Le Conseil fédéral néglige notre sécurité!

Une armée d'un effectif de cent mille hommes, complètement équipée avec un budget de cinq milliards de francs, tel était l'objectif que le conseiller fédéral Ueli Maurer avait fixé à l'annonce de la nouvelle réforme de l'armée. Ce montant de cinq milliards de francs était un argument clé de cette réforme. A côté de cela, le DEVA1 devait s'accompagner, notamment, du rééquipement des troupes restantes et de la mise sur pied d'un système de mobilisation partielle.

Par la voix de la conseillère fédérale Widmer-Schlumpf, on sait déjà maintenant que le montant de ce budget ne sera pas tenu. Un programme de réduction des budgets est prévu dès 2016. Pire, on annonce qu'en 2019 le Département de la défense devrait être encore soumis à une cure d'amaigrissement.

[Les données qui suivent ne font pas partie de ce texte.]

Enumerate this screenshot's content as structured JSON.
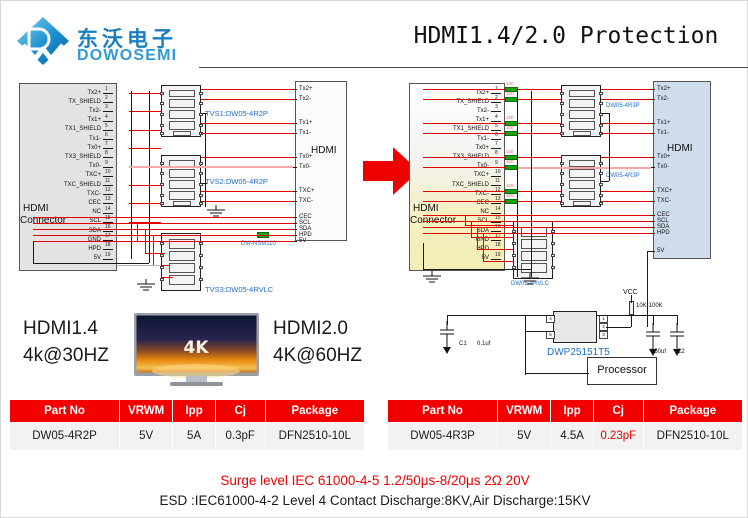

Ainsi, aucun des arguments qui furent opposés à cette quatrième réforme de l'armée n'a été retenu ni transmis. On l'a déjà dit, ce DEVA, basé sur une analyse de la situation géopolitique datant de 2010, est inapproprié et ne répond en tous cas pas à ce que la Constitution fédérale impose, à savoir la défense du pays et de sa population. On continue à brader les places d'exercice, on continue à détruire ce qui reste d'équipements, de véhicules blindés, d'infrastructures.

Au-delà de la stupéfiante désinvolture affichée par le Conseil fédéral en matière de sécurité du pays, il faut relever cette inaptitude à l'anticipation. Ce n'est pas quand la maison brûle que le Conseil municipal va voter l'achat d'un véhicule pour les pompiers. Les signes de sérieuses tensions se font jour aussi en Europe. On rechigne à acquérir un nouvel avion de combat. On argumente que le plus important c'est la cyberguerre – un mot qui se réfère à une menace qui n'occultera jamais le fait que c'est quand même, in fine, l'homme qui fera l'attaque, tuera, assassinera, bloquera, occupera, pillera, coupera les têtes...

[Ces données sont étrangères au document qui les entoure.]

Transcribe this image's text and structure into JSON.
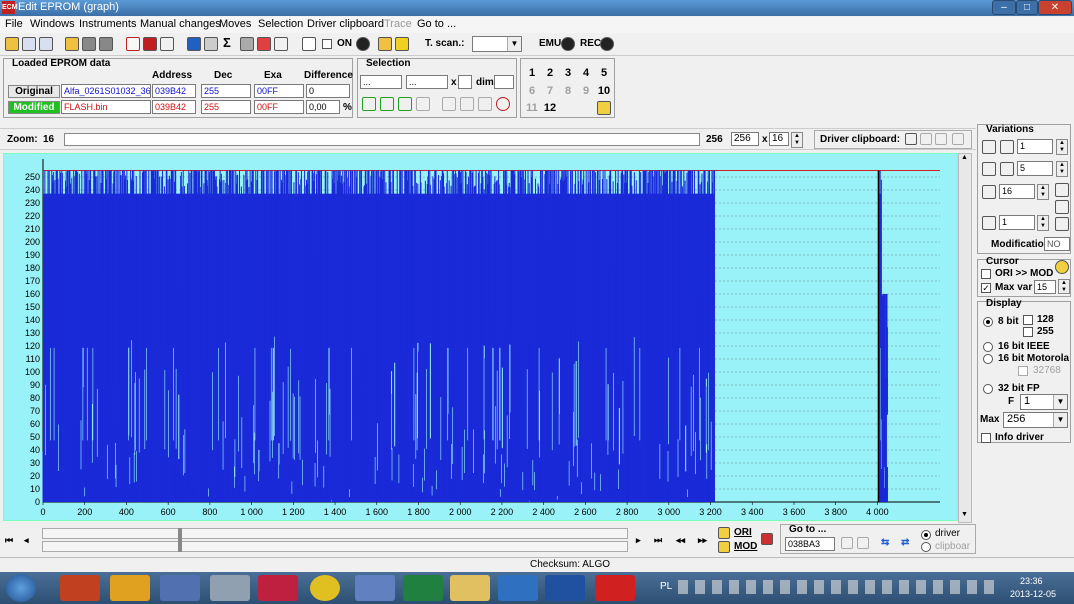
{
  "window": {
    "title": "Edit EPROM (graph)",
    "app_icon_text": "ECM",
    "min": "–",
    "max": "□",
    "close": "✕"
  },
  "menu": [
    "File",
    "Windows",
    "Instruments",
    "Manual changes",
    "Moves",
    "Selection",
    "Driver clipboard",
    "Trace",
    "Go to ..."
  ],
  "toolbar": {
    "on_label": "ON",
    "tscan_label": "T. scan.:",
    "tscan_value": "",
    "emu_label": "EMU",
    "rec_label": "REC"
  },
  "loaded": {
    "title": "Loaded EPROM data",
    "headers": [
      "Address",
      "Dec",
      "Exa",
      "Difference"
    ],
    "original": {
      "label": "Original",
      "file": "Alfa_0261S01032_369",
      "address": "039B42",
      "dec": "255",
      "exa": "00FF",
      "diff": "0"
    },
    "modified": {
      "label": "Modified",
      "file": "FLASH.bin",
      "address": "039B42",
      "dec": "255",
      "exa": "00FF",
      "diff": "0,00",
      "pct": "%"
    }
  },
  "selection": {
    "title": "Selection",
    "from": "...",
    "to": "...",
    "x_label": "x",
    "dim_label": "dim."
  },
  "numgrid": [
    "1",
    "2",
    "3",
    "4",
    "5",
    "6",
    "7",
    "8",
    "9",
    "10",
    "11",
    "12"
  ],
  "zoom": {
    "label": "Zoom:",
    "value": "16",
    "right_value": "256",
    "box_value": "256",
    "x": "x",
    "step": "16"
  },
  "driver_clipboard": {
    "label": "Driver clipboard:"
  },
  "variations": {
    "title": "Variations",
    "v1": "1",
    "v2": "5",
    "v3": "16",
    "v4": "1",
    "modification_label": "Modification",
    "modification_value": "NO"
  },
  "cursor": {
    "title": "Cursor",
    "ori_mod": "ORI >> MOD",
    "max_var_label": "Max var",
    "max_var_value": "15"
  },
  "display": {
    "title": "Display",
    "bit8": "8 bit",
    "o128": "128",
    "o255": "255",
    "ieee": "16 bit IEEE",
    "motorola": "16 bit Motorola",
    "o32768": "32768",
    "fp32": "32 bit FP",
    "f_label": "F",
    "f_value": "1",
    "max_label": "Max",
    "max_value": "256",
    "info_driver": "Info driver"
  },
  "bottom": {
    "ori": "ORI",
    "mod": "MOD",
    "goto_label": "Go to ...",
    "goto_value": "038BA3",
    "driver": "driver",
    "clipboard": "clipboar"
  },
  "status": {
    "checksum": "Checksum: ALGO"
  },
  "taskbar": {
    "lang": "PL",
    "time": "23:36",
    "date": "2013-12-05"
  },
  "chart_data": {
    "type": "bar",
    "title": "",
    "xlabel": "",
    "ylabel": "",
    "xlim": [
      0,
      4300
    ],
    "ylim": [
      0,
      260
    ],
    "x_ticks": [
      "0",
      "200",
      "400",
      "600",
      "800",
      "1 000",
      "1 200",
      "1 400",
      "1 600",
      "1 800",
      "2 000",
      "2 200",
      "2 400",
      "2 600",
      "2 800",
      "3 000",
      "3 200",
      "3 400",
      "3 600",
      "3 800",
      "4 000"
    ],
    "y_ticks": [
      "0",
      "10",
      "20",
      "30",
      "40",
      "50",
      "60",
      "70",
      "80",
      "90",
      "100",
      "110",
      "120",
      "130",
      "140",
      "150",
      "160",
      "170",
      "180",
      "190",
      "200",
      "210",
      "220",
      "230",
      "240",
      "250"
    ],
    "grid": true,
    "series": [
      {
        "values_range": [
          [
            0,
            3220
          ],
          [
            4005,
            4020
          ],
          [
            4020,
            4050
          ]
        ],
        "max_values": [
          255,
          255,
          160
        ]
      }
    ],
    "colors": {
      "background": "#99f2f7",
      "bars": "#1a2ad8",
      "top_line": "#cc2020",
      "grid": "#6a8a8a"
    }
  }
}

On agite l'épouvantail du « terrorisme »  qui, à la réflexion, n'est pas une menace mais bien une forme de combat, comme l'avait fort justement caractérisé le politicien Mélenchon sur une antenne française.

Aujourd'hui il est patent que la désorganisation de la défense du pays affecte d'abord les esprits. Bien sûr les jeunes soldats accomplissent leur mission avec, souvent, une très grande conviction, mais plus haut on pense coopération, réductions, démantèlement, Partenariat pour la paix, OTAN; une sorte de malencontreuse idée qui veut que ce soit l'étranger qui vienne nous aider en situation difficile. Il est bien vilain de profiter des forces armées des autres pour se dispenser de payer sa propre protection!

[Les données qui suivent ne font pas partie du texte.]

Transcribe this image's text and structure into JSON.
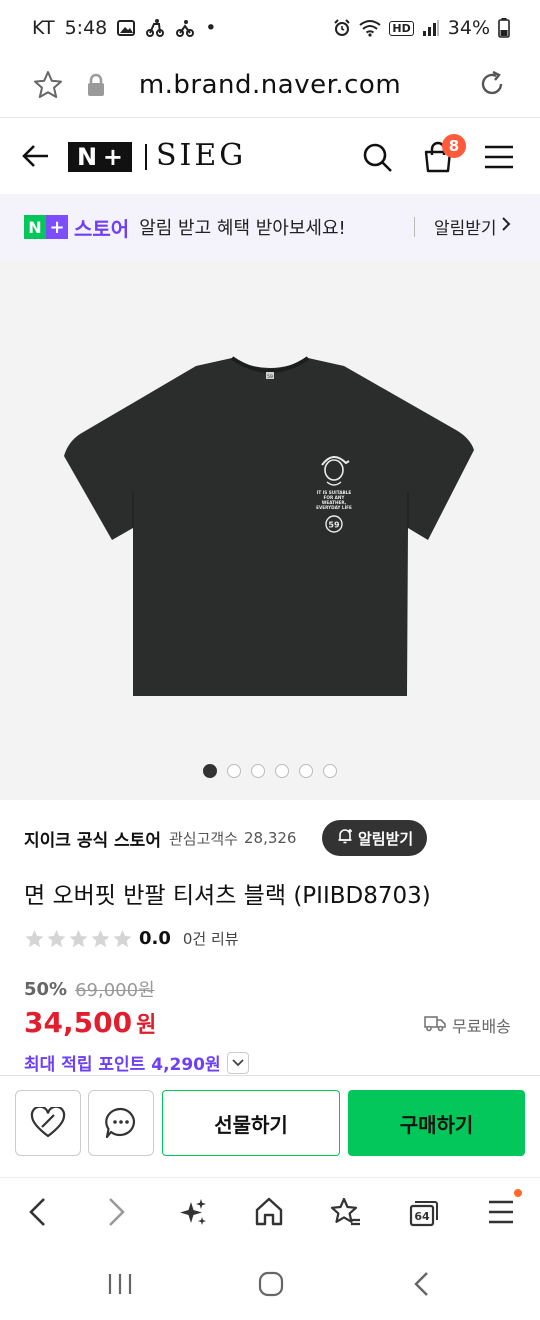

Fondamentalement, le DEVA modifie foncièrement le rapport d'égalité des citoyens face à leur devoir civique de servir dans l'armée. Aujourd'hui, ce rapport change de plus en plus. S'il reste encore des soldats dont on sait qu'ils risqueraient jusqu'à leur vie en cas de crise, s'il reste des astreints à la protection civile, nous constatons que le service civil absorbe aussi des citoyens dont le pire qui puisse leur arriver est de se laisser tomber le stylo sur le pied. Ce traitement inégalitaire se double désormais d'une méfiance crasse envers ceux qui détiennent une arme à la maison. Une confiance et aussi un pouvoir disparaissent, rendant le représentant politique tout-puissant face à une population dont on critique, de plus en plus, la capacité d'initiative et de référendum.

Il est temps d'admettre ce qui précède et d'encourager à reprendre une voie plus raisonnable les hommes et les femmes de conviction; les gens conscients qu'une nation se respecte dès lors qu'elle prend au sérieux sa sécurité, qu'elle sait défendre et protéger ses citoyens; les hommes et les femmes qui en savent le prix, non seulement en termes budgétaires mais aussi matériels et humains. A la veille des élections fédérales, ce serait une bonne idée de s'en préoccuper!

Tout ceci me rappelle une phrase émise par un expert britannique à la suite d'une catastrophe ferroviaire et que l'on pourrait parfaitement transposer chez nous: « Si vous pensez que la sécurité coûte trop cher, essayez donc un accident. »

François Villard

1 Développement de l'armée. En allemand: WEA pour Weiterentwicklung der Armee que d'aucuns traduisent par Weitereliminierung der Armee.